Anxiety is a normal reaction to uncertainty and things that may harm us. For many of us, the coronavirus and the COVID-19 illness make for a very uncertain future. People worry about their own health and the health of their loved ones, here and abroad. People may also have a lot of concerns around school or work, their finances, their ability to take part in important community and social events and hobbies, and other important parts of their lives. People who already experience a lot of anxiety may find their anxiety worsening.
It's important to be kind to yourself. This is an anxious and stressful time for everyone, and it's okay if you feel more anxious than usual, and it's okay to take time for yourself to manage your mental health. You are doing the best you can in a time when simply turning on the news can feel overwhelming.

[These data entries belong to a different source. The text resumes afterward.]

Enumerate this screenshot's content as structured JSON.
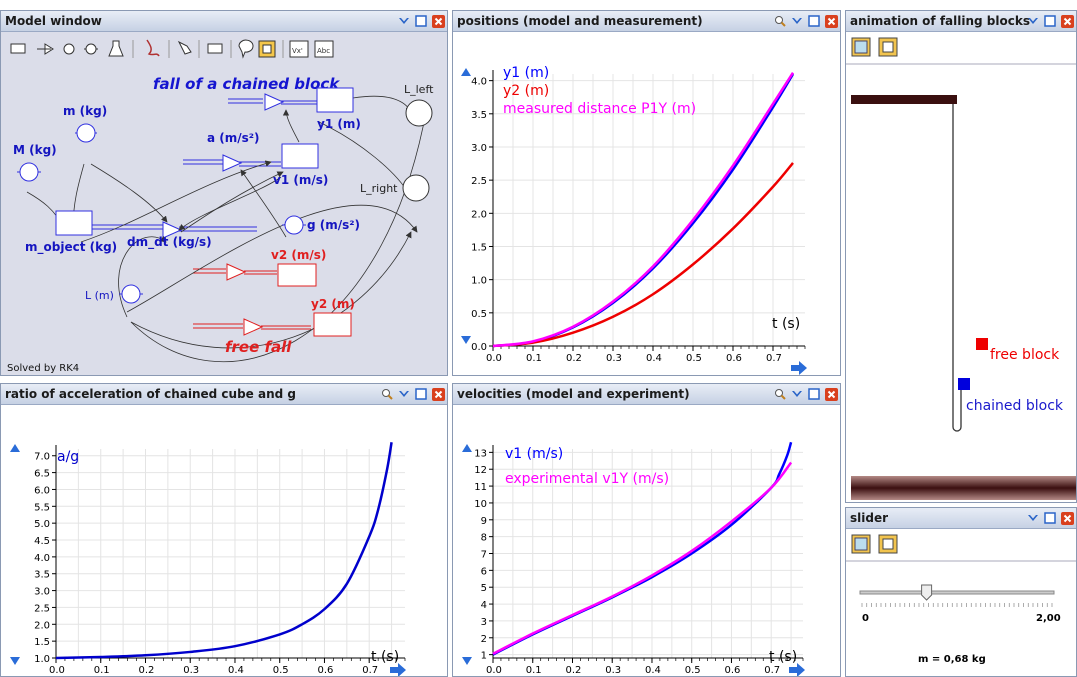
{
  "windows": {
    "model": {
      "title": "Model window"
    },
    "positions": {
      "title": "positions (model and measurement)"
    },
    "animation": {
      "title": "animation of falling blocks"
    },
    "ratio": {
      "title": "ratio of acceleration of chained cube and g"
    },
    "velocities": {
      "title": "velocities (model and experiment)"
    },
    "slider": {
      "title": "slider"
    }
  },
  "model": {
    "diagram_title": "fall of a chained block",
    "free_fall": "free fall",
    "solver": "Solved by RK4",
    "nodes": {
      "y1": "y1 (m)",
      "L_left": "L_left",
      "m": "m (kg)",
      "a": "a (m/s²)",
      "M": "M (kg)",
      "v1": "v1 (m/s)",
      "L_right": "L_right",
      "m_object": "m_object (kg)",
      "dm_dt": "dm_dt (kg/s)",
      "g": "g (m/s²)",
      "v2": "v2 (m/s)",
      "L": "L (m)",
      "y2": "y2 (m)"
    }
  },
  "animation": {
    "free_block": "free block",
    "chained_block": "chained block"
  },
  "slider": {
    "min_label": "0",
    "max_label": "2,00",
    "value_text": "m = 0,68 kg",
    "value": 0.68,
    "min": 0,
    "max": 2.0
  },
  "colors": {
    "blue": "#0000ff",
    "red": "#ee0000",
    "magenta": "#ff00ff",
    "navy": "#0000cc"
  },
  "chart_data": [
    {
      "type": "line",
      "title": "positions (model and measurement)",
      "xlabel": "t (s)",
      "xlim": [
        0,
        0.78
      ],
      "ylim": [
        0,
        4.1
      ],
      "xticks": [
        "0.0",
        "0.1",
        "0.2",
        "0.3",
        "0.4",
        "0.5",
        "0.6",
        "0.7"
      ],
      "yticks": [
        "0.0",
        "0.5",
        "1.0",
        "1.5",
        "2.0",
        "2.5",
        "3.0",
        "3.5",
        "4.0"
      ],
      "series": [
        {
          "name": "y1 (m)",
          "color": "#0000ff",
          "x": [
            0,
            0.1,
            0.2,
            0.3,
            0.4,
            0.5,
            0.6,
            0.7,
            0.75
          ],
          "y": [
            0,
            0.06,
            0.28,
            0.65,
            1.17,
            1.85,
            2.66,
            3.6,
            4.1
          ]
        },
        {
          "name": "y2 (m)",
          "color": "#ee0000",
          "x": [
            0,
            0.1,
            0.2,
            0.3,
            0.4,
            0.5,
            0.6,
            0.7,
            0.75
          ],
          "y": [
            0,
            0.05,
            0.2,
            0.44,
            0.78,
            1.23,
            1.77,
            2.4,
            2.76
          ]
        },
        {
          "name": "measured distance P1Y (m)",
          "color": "#ff00ff",
          "x": [
            0,
            0.1,
            0.2,
            0.3,
            0.4,
            0.5,
            0.6,
            0.7,
            0.75
          ],
          "y": [
            0,
            0.07,
            0.29,
            0.67,
            1.2,
            1.9,
            2.72,
            3.65,
            4.12
          ]
        }
      ]
    },
    {
      "type": "line",
      "title": "ratio of acceleration of chained cube and g",
      "xlabel": "t (s)",
      "xlim": [
        0,
        0.78
      ],
      "ylim": [
        1.0,
        7.2
      ],
      "xticks": [
        "0.0",
        "0.1",
        "0.2",
        "0.3",
        "0.4",
        "0.5",
        "0.6",
        "0.7"
      ],
      "yticks": [
        "1.0",
        "1.5",
        "2.0",
        "2.5",
        "3.0",
        "3.5",
        "4.0",
        "4.5",
        "5.0",
        "5.5",
        "6.0",
        "6.5",
        "7.0"
      ],
      "series": [
        {
          "name": "a/g",
          "color": "#0000cc",
          "x": [
            0,
            0.1,
            0.2,
            0.3,
            0.4,
            0.5,
            0.55,
            0.6,
            0.65,
            0.7,
            0.72,
            0.74,
            0.75
          ],
          "y": [
            1.0,
            1.03,
            1.08,
            1.18,
            1.35,
            1.7,
            2.0,
            2.45,
            3.2,
            4.6,
            5.4,
            6.6,
            7.4
          ]
        }
      ]
    },
    {
      "type": "line",
      "title": "velocities (model and experiment)",
      "xlabel": "t (s)",
      "xlim": [
        0,
        0.78
      ],
      "ylim": [
        0.8,
        13.2
      ],
      "xticks": [
        "0.0",
        "0.1",
        "0.2",
        "0.3",
        "0.4",
        "0.5",
        "0.6",
        "0.7"
      ],
      "yticks": [
        "1",
        "2",
        "3",
        "4",
        "5",
        "6",
        "7",
        "8",
        "9",
        "10",
        "11",
        "12",
        "13"
      ],
      "series": [
        {
          "name": "v1 (m/s)",
          "color": "#0000ff",
          "x": [
            0,
            0.1,
            0.2,
            0.3,
            0.4,
            0.5,
            0.6,
            0.7,
            0.72,
            0.74,
            0.75
          ],
          "y": [
            1.0,
            2.2,
            3.3,
            4.4,
            5.6,
            7.0,
            8.7,
            10.9,
            11.7,
            12.8,
            13.6
          ]
        },
        {
          "name": "experimental v1Y (m/s)",
          "color": "#ff00ff",
          "x": [
            0,
            0.1,
            0.2,
            0.3,
            0.4,
            0.5,
            0.6,
            0.7,
            0.75
          ],
          "y": [
            1.05,
            2.25,
            3.35,
            4.45,
            5.7,
            7.15,
            8.9,
            10.9,
            12.4
          ]
        }
      ]
    }
  ]
}
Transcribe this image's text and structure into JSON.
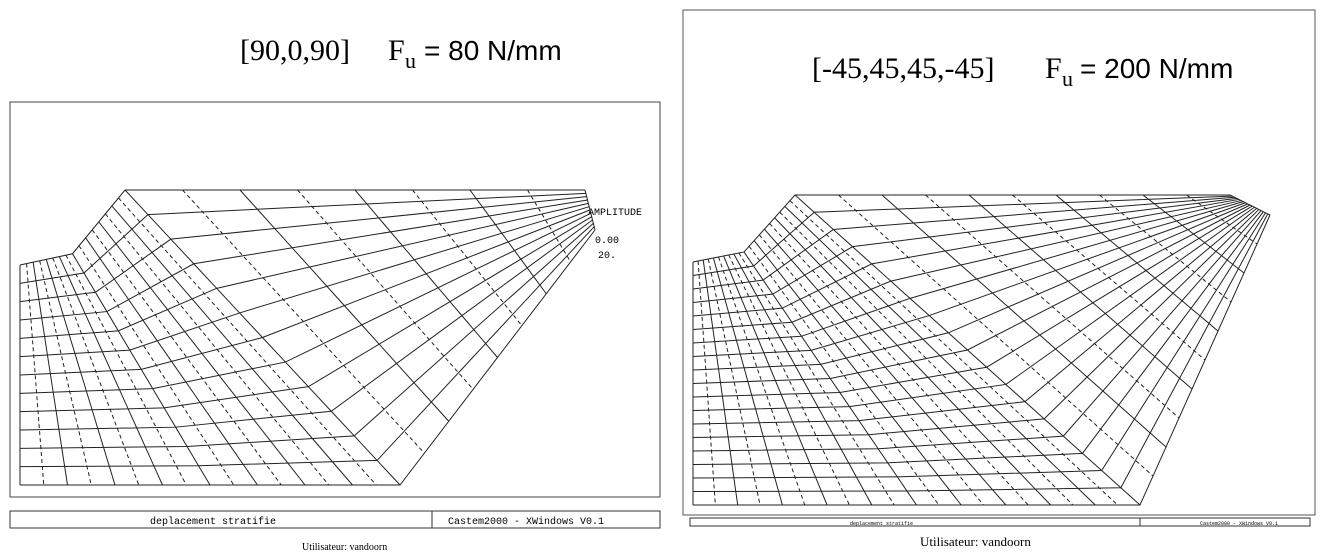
{
  "panels": [
    {
      "layup": "[90,0,90]",
      "force_symbol": "F",
      "force_subscript": "u",
      "force_value": "= 80 N/mm",
      "legend_title": "AMPLITUDE",
      "legend_values": [
        "0.00",
        "20."
      ],
      "footer_left": "deplacement stratifie",
      "footer_right": "Castem2000 - XWindows V0.1",
      "user": "Utilisateur: vandoorn"
    },
    {
      "layup": "[-45,45,45,-45]",
      "force_symbol": "F",
      "force_subscript": "u",
      "force_value": "= 200 N/mm",
      "footer_left": "deplacement stratifie",
      "footer_right": "Castem2000 - XWindows V0.1",
      "user": "Utilisateur: vandoorn"
    }
  ]
}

While anxiety is a normal and expected reaction to the pandemic, too much anxiety can start to cause harm. Feeling stressed and fearful every day takes a toll on health and well-being very quickly. When anxiety and fear lead to panic, people may also take precautions that ultimately cause disruptions, like demanding a lot of tests or medical care when it isn't necessary or stockpiling certain supplies to the point that those supplies aren't available to people who are sick and need those items.
Anxiety can also cause the opposite reaction: denial or refusing to believe that the situation is serious. Denial is unhelpful. When people deny the severity of a situation in order to avoid anxiety, they may do nothing, even ignoring recommendations from health authorities.
A better place is somewhere in the middle. Coronavirus and the COVID-19 illness are serious and we should be concerned about the situation, but they are not catastrophic disasters. You can use that concern to take positive and protective actions—things like practicing good hygiene, staying home when you feel sick, and having a plan in case you need to self-isolate.